I can see that there will be certain challenges in blogging through the Psalms. The blueletterbible.org reading plan for day 165 prescribed Psalms 1-8, a manageable portion of Scripture for reading. Those eight short psalms were not connected thematically. Neither are the seven-or-eight psalms assigned for today.
That's right, seven or eight. Psalms 9 and 10 were most likely a single composition. The Septuagint and Jerome's Vulgate both treated them as one Psalm. There is an alphabetical acrostic pattern that spans the two psalms in Hebrew. (Alphabetical acrostics occur in other psalms as well). In the case of Psalms 9-10 the pattern is imperfect. Some letters are omitted. I'm not sure if this represents the circumstances of their composition or a corruption in the text.
All of the psalms in today's reading have ancient headings ascribing their authorship to David. All of them, that is, except Psalm 10 which has no heading, another bit of evidence suggesting that 9 and 10 are actually a single work. Together they make up a prayer for God's help against enemies.

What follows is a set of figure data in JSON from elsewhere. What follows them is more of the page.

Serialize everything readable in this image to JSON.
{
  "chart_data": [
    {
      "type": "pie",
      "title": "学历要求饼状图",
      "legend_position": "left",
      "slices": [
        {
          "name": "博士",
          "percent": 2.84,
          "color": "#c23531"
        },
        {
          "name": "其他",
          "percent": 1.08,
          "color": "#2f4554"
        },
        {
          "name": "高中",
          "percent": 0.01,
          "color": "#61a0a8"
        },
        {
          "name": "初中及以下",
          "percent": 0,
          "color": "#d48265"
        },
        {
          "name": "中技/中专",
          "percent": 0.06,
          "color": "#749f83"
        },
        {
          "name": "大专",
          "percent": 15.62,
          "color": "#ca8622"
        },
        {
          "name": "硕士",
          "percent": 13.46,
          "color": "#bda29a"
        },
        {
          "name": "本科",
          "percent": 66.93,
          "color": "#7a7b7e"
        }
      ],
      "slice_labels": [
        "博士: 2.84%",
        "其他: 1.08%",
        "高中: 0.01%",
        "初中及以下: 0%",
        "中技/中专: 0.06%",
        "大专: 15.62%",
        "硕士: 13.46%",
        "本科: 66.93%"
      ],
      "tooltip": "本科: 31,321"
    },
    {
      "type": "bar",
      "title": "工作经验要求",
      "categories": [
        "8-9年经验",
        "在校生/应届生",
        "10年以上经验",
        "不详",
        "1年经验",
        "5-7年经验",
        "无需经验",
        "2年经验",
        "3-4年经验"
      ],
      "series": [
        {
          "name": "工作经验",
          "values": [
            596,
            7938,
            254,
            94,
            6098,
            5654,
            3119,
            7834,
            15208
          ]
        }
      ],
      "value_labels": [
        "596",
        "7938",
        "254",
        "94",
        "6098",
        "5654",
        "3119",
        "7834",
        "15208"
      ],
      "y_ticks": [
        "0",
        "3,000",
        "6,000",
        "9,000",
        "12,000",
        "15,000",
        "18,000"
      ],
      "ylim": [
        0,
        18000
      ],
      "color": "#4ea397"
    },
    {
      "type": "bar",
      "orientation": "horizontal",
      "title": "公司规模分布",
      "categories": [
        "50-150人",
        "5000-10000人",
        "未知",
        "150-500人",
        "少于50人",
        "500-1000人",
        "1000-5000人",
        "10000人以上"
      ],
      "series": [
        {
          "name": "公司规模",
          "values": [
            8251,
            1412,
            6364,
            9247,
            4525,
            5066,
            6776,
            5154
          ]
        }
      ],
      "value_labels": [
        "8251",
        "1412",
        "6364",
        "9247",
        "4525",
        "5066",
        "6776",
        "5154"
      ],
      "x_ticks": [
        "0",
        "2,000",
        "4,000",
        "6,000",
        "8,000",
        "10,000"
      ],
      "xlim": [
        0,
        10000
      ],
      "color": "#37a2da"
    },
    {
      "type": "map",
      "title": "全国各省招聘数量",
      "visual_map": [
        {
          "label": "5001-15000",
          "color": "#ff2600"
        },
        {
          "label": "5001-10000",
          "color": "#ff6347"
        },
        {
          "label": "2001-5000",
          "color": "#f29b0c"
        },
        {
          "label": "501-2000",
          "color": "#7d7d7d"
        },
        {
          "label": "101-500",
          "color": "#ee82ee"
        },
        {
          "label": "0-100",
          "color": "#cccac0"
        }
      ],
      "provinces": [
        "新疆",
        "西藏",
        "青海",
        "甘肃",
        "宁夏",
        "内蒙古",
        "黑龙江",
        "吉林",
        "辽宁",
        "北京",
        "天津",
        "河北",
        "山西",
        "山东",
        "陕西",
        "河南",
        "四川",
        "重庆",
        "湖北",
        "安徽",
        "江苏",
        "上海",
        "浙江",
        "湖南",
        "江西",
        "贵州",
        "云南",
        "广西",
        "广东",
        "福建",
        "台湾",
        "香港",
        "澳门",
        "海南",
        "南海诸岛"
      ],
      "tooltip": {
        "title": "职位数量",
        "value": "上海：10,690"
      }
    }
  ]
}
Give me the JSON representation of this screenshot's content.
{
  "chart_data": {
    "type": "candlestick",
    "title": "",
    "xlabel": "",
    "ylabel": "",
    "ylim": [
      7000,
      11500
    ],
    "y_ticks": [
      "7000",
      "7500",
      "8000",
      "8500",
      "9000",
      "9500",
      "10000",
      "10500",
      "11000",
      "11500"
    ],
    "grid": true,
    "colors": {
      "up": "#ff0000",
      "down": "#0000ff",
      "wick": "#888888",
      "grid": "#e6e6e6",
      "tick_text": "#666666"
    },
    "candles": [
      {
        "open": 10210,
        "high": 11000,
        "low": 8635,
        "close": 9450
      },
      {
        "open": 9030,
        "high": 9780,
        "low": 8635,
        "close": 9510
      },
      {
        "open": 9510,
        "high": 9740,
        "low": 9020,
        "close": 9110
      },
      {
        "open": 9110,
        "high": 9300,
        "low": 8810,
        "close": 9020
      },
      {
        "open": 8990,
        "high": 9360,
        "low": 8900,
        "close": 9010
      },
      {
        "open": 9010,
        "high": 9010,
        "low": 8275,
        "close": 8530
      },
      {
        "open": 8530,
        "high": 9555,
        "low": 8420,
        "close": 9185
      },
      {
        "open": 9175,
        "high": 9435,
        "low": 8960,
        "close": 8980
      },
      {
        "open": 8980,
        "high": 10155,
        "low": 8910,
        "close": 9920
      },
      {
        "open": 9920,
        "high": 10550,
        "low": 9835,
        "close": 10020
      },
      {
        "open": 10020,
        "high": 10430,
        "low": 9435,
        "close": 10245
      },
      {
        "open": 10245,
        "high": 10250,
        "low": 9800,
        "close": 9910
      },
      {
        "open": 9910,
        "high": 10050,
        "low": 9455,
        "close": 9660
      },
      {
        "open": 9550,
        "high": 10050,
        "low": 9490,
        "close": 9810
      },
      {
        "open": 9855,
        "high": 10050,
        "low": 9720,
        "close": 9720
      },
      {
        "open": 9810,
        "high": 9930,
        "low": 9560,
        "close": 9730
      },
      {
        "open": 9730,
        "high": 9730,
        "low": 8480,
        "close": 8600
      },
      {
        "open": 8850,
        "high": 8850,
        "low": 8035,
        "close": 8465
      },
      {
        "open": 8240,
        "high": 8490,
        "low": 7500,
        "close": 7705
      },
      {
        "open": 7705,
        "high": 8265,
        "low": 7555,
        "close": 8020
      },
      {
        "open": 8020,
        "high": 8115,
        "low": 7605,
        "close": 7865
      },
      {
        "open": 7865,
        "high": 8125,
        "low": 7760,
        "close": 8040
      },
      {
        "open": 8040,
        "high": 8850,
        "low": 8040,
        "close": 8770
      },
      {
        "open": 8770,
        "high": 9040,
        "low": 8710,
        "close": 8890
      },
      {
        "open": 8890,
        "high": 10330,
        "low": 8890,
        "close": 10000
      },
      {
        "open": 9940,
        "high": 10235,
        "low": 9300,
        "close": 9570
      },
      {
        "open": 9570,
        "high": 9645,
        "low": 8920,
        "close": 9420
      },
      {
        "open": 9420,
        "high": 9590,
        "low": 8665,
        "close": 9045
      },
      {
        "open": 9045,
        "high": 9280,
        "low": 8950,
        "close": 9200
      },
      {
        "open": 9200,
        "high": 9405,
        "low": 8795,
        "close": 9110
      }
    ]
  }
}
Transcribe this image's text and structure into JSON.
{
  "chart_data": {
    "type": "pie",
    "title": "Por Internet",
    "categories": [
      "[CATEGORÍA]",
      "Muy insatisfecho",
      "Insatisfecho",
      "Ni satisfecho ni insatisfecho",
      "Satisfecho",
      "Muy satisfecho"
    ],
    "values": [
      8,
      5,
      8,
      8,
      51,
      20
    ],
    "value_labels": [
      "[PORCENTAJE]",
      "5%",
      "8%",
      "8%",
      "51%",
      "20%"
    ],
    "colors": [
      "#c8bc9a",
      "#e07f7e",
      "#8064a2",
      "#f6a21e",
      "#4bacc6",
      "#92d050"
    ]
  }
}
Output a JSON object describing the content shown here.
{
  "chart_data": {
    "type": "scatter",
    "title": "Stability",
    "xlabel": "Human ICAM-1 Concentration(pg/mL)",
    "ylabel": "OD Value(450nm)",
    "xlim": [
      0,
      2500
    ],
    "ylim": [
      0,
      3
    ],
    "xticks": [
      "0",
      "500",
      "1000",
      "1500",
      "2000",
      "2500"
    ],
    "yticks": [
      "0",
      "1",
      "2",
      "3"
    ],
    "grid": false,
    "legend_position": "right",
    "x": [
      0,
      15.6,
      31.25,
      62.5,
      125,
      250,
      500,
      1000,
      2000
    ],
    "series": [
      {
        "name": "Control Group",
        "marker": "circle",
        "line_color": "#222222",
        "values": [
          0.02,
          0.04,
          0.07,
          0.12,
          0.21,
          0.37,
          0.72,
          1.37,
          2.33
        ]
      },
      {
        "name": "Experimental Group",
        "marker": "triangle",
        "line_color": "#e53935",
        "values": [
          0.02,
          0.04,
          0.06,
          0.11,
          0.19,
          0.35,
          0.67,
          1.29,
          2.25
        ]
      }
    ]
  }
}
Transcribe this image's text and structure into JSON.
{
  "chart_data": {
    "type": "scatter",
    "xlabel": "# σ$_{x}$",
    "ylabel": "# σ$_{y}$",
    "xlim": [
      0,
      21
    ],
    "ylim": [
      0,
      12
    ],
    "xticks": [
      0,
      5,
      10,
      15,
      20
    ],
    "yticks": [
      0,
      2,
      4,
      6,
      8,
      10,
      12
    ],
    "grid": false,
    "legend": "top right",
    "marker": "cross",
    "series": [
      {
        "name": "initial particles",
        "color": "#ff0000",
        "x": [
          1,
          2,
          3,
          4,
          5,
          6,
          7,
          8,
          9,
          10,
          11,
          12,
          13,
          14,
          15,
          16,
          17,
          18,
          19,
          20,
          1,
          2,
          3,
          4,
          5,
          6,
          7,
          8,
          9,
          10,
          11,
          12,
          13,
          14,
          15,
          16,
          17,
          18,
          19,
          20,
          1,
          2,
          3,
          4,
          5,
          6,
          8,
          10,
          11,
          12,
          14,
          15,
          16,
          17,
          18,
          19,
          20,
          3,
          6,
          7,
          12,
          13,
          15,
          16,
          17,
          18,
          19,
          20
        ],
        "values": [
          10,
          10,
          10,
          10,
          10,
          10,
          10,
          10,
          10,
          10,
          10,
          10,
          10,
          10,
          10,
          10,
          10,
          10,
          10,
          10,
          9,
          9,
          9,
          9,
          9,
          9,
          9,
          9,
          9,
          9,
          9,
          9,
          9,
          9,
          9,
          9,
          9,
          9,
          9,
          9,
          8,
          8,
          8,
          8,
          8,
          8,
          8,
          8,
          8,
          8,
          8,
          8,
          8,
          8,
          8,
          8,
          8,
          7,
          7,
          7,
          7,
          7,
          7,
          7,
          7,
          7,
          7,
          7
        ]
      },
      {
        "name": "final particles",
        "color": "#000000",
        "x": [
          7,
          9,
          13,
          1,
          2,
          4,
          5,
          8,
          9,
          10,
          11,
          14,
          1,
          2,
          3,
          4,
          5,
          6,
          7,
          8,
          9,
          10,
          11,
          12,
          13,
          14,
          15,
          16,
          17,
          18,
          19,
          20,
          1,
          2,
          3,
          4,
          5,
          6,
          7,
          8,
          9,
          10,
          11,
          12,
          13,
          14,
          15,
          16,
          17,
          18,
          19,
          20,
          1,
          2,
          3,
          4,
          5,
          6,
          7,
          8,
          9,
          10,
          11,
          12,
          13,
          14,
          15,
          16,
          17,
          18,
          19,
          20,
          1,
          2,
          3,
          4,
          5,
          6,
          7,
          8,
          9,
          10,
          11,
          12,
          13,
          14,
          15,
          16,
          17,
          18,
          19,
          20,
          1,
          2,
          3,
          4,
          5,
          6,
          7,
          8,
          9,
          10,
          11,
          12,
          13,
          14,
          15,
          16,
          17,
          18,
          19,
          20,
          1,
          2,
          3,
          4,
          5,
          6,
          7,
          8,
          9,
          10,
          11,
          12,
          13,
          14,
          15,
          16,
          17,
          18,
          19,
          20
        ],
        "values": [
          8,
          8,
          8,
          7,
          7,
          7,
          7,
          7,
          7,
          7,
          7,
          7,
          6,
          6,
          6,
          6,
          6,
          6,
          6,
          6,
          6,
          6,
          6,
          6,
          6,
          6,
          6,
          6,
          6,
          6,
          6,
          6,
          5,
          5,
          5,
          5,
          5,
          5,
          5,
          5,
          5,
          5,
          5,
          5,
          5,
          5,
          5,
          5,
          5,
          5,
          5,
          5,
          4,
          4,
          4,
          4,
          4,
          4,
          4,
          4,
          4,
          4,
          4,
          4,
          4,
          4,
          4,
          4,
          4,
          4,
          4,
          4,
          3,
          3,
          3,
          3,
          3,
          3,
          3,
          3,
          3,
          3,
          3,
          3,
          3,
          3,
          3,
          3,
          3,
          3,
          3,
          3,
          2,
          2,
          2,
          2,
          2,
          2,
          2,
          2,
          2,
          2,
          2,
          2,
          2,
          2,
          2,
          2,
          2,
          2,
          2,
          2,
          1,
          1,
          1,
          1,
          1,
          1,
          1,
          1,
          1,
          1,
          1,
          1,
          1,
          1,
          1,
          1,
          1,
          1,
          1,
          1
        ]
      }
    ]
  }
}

The ascription of any of the Psalms to David is at least debatable, probably improbable, and possibly impossible. Those psalms that are related to specific incidents in the life of David do suggest the kind of circumstances in which these prayers and songs might be useful.
Psalm 11 is a song of trust. Psalms 12 and 13 are prayers for deliverance.
Psalm 14 can probably be categorized as wisdom literature. It begins:
"Fools say in their heart, 'There is no God.'"
In spite of the way that fundamentalists sometimes quote this verse, it is not a denunciation of philosophical atheism. That concept did not exist in ancient Israel. Psalm 14 is, rather, a condemnation of godless behavior. Of those who act as if God were not a factor.
Psalm 15 may be a liturgy for entering the temple. Interestingly it is not ritual cleanness that gains one admission to the temple, but moral rightness.
Psalm 16 is a statement of faith in YHWH. The psalmist lives among people who worship other gods. I'm sure that scholars have suggested dates for the composition of this psalm. Shooting from the hip I'd say that it fits any number of times in the history of Israel from settlement to exile.
That's the thing about the psalms. They were composed at specific times, for particular purposes, and to address unique circumstances but they can easily be generalized to the situations in which readers find themselves.
Anyway, the challenge of blogging the psalms is going to be dealing with the sheer volume of thematic matter contained in relatively few words.